Prayer plays a significant role in my novel, The Twelfth Cross (released July 6th.) I’m keen to see readers’ reactions to this, as I’m not marketing it as a Christian book. The historical setting is a help, as faith is a ‘given’ in the medieval period. But in my experience, many people are more open to the idea of prayer than to the idea of God. Some would go as far as saying they believe in the power of prayer, without any sense of the involvement of a divine being.

What does prayer mean to you? Whether or not prayer is a feature of your life, how would you define it?

One prayer many of us know is the Lord’s Prayer, which Jesus taught his disciples as a pattern. It begins, ‘Our Father in heaven, hallowed be your name.’ For Jesus, the practice of prayer means first and foremost to acknowledge the supremacy of God.

When we studied the Lord’s Prayer in my life group, I wrote my own version, to help embed what I’d learned. In between each phrase of Jesus’ prayer, I inserted the words, ‘You are God and I am not.’ God’s will, not mine. God’s kingdom, not mine. God’s power and glory, not mine. To me, this is the heart of Jesus’ prayer.

I define prayer simply as conversation with God.
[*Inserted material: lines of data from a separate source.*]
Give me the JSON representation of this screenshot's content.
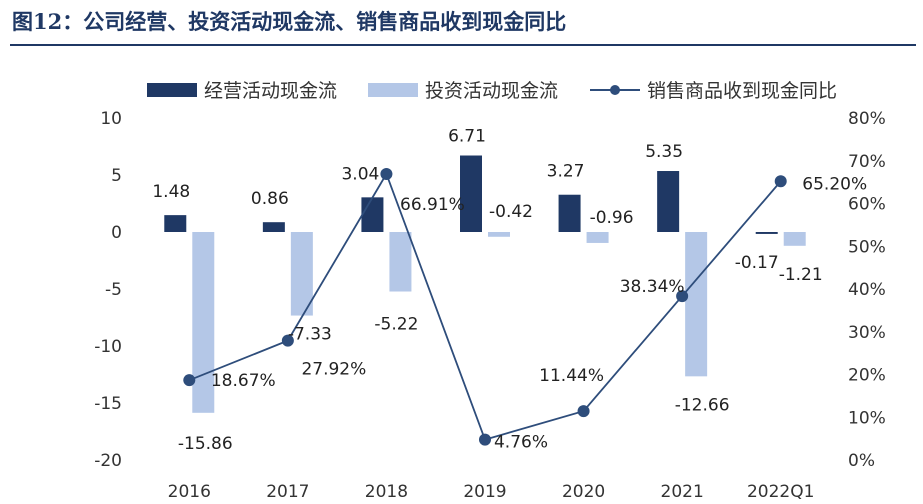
{
  "figure_title": "图12：公司经营、投资活动现金流、销售商品收到现金同比",
  "colors": {
    "operating": "#1f3864",
    "investing": "#b4c7e7",
    "line": "#2e4d7b",
    "title": "#1f3864"
  },
  "chart_data": {
    "type": "bar",
    "title": "",
    "categories": [
      "2016",
      "2017",
      "2018",
      "2019",
      "2020",
      "2021",
      "2022Q1"
    ],
    "y_left_ticks": [
      "10",
      "5",
      "0",
      "-5",
      "-10",
      "-15",
      "-20"
    ],
    "y_right_ticks": [
      "80%",
      "70%",
      "60%",
      "50%",
      "40%",
      "30%",
      "20%",
      "10%",
      "0%"
    ],
    "ylim_left": [
      -20,
      10
    ],
    "ylim_right": [
      0,
      80
    ],
    "legend_position": "top",
    "series": [
      {
        "name": "经营活动现金流",
        "kind": "bar",
        "axis": "left",
        "values": [
          1.48,
          0.86,
          3.04,
          6.71,
          3.27,
          5.35,
          -0.17
        ],
        "labels": [
          "1.48",
          "0.86",
          "3.04",
          "6.71",
          "3.27",
          "5.35",
          "-0.17"
        ]
      },
      {
        "name": "投资活动现金流",
        "kind": "bar",
        "axis": "left",
        "values": [
          -15.86,
          -7.33,
          -5.22,
          -0.42,
          -0.96,
          -12.66,
          -1.21
        ],
        "labels": [
          "-15.86",
          "-7.33",
          "-5.22",
          "-0.42",
          "-0.96",
          "-12.66",
          "-1.21"
        ]
      },
      {
        "name": "销售商品收到现金同比",
        "kind": "line",
        "axis": "right",
        "values": [
          18.67,
          27.92,
          66.91,
          4.76,
          11.44,
          38.34,
          65.2
        ],
        "labels": [
          "18.67%",
          "27.92%",
          "66.91%",
          "4.76%",
          "11.44%",
          "38.34%",
          "65.20%"
        ]
      }
    ]
  }
}
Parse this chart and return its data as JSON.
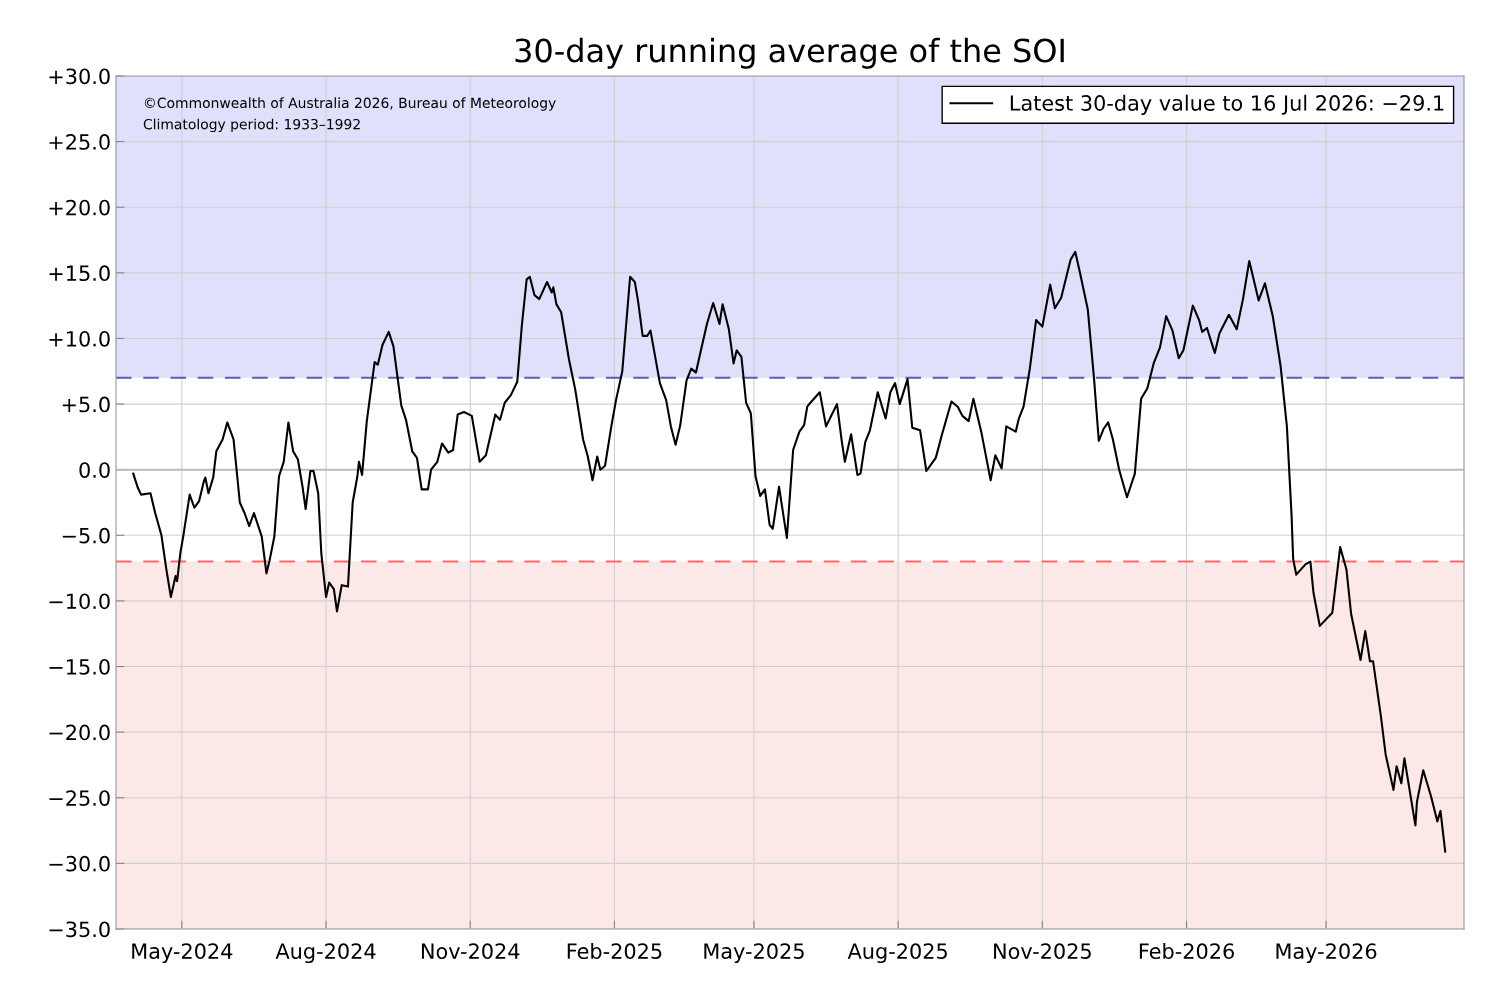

And like all good conversation, it involves acknowledging and respecting the other person, and valuing their views as well as one’s own. In prayer, the other person is God; the eternal creator of the universe and the person who knows and loves us through and through. So prayer is both the most respectful and the most intimate conversation we can have.

Since God ‘looks on the heart,’ we can and must come to Him as we are. In ‘The Twelfth Cross,’ Brother Clément is in the first throes of grief; he comes to God enraged, heartbroken and bewildered.

‘Yet on night after night of his voluntary vigil, he had been astonished by the kindness of God. The Lord had blessed him with insights, with visions and with a peace that sat alongside his ungovernable rage and grief. He had been drawn deeper into the heart of prayer, the baring of the soul before God’s loving gaze.’